I’ve decided that I’m staying. They hired me, and I’m here now, and so is centaur—well, will be tomorrow. Also…pride. My fucking ego. I don’t have a big one, but it’s there. It got kicked around today, but I can take it. I’m not leaving just because he wants me to. And he wants me to. He wore that on his face—the part of him that could speak freely in a room where, turns out, there are four cameras mounted on the ceiling.
I park in the townhome’s garage, then go out the garage door to a burger stand a few blocks down. I get a vegan burger in a paper sack and return to the house through the front door. There’s a bench in the foyer; I sit on it and unwrap the burger.
I take a big bite, and that’s when he clears his throat.
Something thick and hot and heavy fills my insides, making me feel slow and stuck in place. Like from where he’s standing behind me, Pastor Luke just pressed “pause.”
I turn my head, feeling light behind the eyes and heavy in my stomach.
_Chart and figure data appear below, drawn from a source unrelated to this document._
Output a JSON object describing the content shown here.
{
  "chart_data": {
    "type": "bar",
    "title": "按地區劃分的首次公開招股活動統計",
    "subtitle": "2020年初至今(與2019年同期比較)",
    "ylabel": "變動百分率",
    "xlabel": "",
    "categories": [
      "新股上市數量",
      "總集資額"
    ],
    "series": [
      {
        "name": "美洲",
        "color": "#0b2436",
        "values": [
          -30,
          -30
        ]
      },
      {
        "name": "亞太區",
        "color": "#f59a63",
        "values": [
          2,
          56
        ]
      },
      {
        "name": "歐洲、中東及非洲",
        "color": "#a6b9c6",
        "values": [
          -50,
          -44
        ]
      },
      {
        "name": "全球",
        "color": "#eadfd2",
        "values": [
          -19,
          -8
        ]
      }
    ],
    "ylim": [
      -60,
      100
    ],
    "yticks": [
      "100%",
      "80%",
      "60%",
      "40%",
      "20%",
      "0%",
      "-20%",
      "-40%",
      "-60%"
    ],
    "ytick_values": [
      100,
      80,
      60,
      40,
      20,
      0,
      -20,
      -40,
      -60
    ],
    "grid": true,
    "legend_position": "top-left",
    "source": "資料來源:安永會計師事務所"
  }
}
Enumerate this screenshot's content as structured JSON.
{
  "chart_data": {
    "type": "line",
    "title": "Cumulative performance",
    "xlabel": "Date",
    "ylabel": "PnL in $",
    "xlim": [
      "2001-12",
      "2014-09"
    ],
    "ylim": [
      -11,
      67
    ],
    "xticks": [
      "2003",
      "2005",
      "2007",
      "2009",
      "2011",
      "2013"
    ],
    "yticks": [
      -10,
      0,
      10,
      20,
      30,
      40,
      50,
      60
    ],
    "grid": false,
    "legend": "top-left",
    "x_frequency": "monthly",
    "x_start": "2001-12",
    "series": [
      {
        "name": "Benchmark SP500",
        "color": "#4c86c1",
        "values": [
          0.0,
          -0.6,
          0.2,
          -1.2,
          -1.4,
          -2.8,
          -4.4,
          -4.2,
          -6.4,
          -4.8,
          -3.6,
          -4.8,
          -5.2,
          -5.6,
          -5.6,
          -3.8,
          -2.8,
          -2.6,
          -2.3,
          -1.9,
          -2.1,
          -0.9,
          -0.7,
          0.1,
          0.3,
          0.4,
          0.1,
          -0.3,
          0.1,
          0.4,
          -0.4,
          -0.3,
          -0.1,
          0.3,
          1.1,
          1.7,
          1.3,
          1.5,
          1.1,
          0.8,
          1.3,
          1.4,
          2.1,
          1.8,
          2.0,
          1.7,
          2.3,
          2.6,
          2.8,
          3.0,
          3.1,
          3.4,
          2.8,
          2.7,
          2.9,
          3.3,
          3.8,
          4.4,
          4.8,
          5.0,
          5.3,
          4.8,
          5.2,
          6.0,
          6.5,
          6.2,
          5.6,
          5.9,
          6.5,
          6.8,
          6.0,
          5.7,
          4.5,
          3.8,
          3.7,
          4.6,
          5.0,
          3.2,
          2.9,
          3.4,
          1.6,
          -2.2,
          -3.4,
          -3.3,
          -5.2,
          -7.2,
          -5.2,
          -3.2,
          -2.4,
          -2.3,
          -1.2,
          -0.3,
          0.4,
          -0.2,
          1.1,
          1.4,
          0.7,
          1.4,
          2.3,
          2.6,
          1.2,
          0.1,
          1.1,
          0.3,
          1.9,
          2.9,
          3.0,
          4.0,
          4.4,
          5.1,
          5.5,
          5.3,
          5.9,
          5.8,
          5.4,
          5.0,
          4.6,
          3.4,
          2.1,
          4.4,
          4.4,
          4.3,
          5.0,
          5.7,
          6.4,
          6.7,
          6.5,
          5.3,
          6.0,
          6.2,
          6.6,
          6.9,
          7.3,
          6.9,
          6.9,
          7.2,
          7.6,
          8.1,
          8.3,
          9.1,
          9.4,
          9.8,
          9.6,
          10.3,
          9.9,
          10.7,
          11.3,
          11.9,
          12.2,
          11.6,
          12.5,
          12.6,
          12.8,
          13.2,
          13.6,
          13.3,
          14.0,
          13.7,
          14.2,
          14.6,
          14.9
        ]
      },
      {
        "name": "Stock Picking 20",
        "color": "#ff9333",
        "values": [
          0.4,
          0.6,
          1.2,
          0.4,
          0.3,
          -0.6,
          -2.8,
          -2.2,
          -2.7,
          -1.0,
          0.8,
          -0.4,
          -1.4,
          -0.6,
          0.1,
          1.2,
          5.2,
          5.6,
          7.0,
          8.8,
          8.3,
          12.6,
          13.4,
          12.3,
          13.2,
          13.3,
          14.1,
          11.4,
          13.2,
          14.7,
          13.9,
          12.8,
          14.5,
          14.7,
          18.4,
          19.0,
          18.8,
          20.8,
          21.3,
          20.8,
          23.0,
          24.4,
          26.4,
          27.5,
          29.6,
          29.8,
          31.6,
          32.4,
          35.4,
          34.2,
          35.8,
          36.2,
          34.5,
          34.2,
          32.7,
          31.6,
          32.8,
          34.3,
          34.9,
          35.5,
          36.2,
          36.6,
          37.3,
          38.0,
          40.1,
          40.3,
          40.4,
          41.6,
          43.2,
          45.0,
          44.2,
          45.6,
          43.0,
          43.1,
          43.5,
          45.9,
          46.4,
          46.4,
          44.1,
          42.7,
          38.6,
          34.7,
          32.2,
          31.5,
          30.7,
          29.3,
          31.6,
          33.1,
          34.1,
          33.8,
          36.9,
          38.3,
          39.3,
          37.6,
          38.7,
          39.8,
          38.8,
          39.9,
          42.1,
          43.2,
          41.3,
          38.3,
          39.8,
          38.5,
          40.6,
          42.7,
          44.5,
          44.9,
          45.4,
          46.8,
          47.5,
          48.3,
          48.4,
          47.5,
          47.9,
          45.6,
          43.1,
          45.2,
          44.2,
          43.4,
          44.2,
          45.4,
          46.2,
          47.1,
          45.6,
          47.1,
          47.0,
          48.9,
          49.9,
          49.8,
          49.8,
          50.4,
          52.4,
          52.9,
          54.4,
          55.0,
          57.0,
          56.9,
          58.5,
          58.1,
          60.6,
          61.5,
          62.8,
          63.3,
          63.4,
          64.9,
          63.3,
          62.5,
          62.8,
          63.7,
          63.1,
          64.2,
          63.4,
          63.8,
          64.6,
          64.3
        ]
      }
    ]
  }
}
He’s got one thick shoulder propped against the arched doorway between foyer and living room. He looks flawless in his sleeves-rolled, pale pink button up and charcoal dress pants.
“Came right over, did you?”
I turn back away from him, so I’m staring at the front door. Luke saunters in front of me and folds his thick, tanned forearms.
“Yeah. I did.”
I keep my gaze fixed on the same spot as long as I can. Then it snaps to his face like a magnet. “Fancy seeing a stranger at my place. Little fucking weird, McDowell.”
His lips twitch a little. Then he does a real good goddamn job of wiping all the humanity off his saintly face.
I lift my brows. “Come out all this way to tell me to go home?”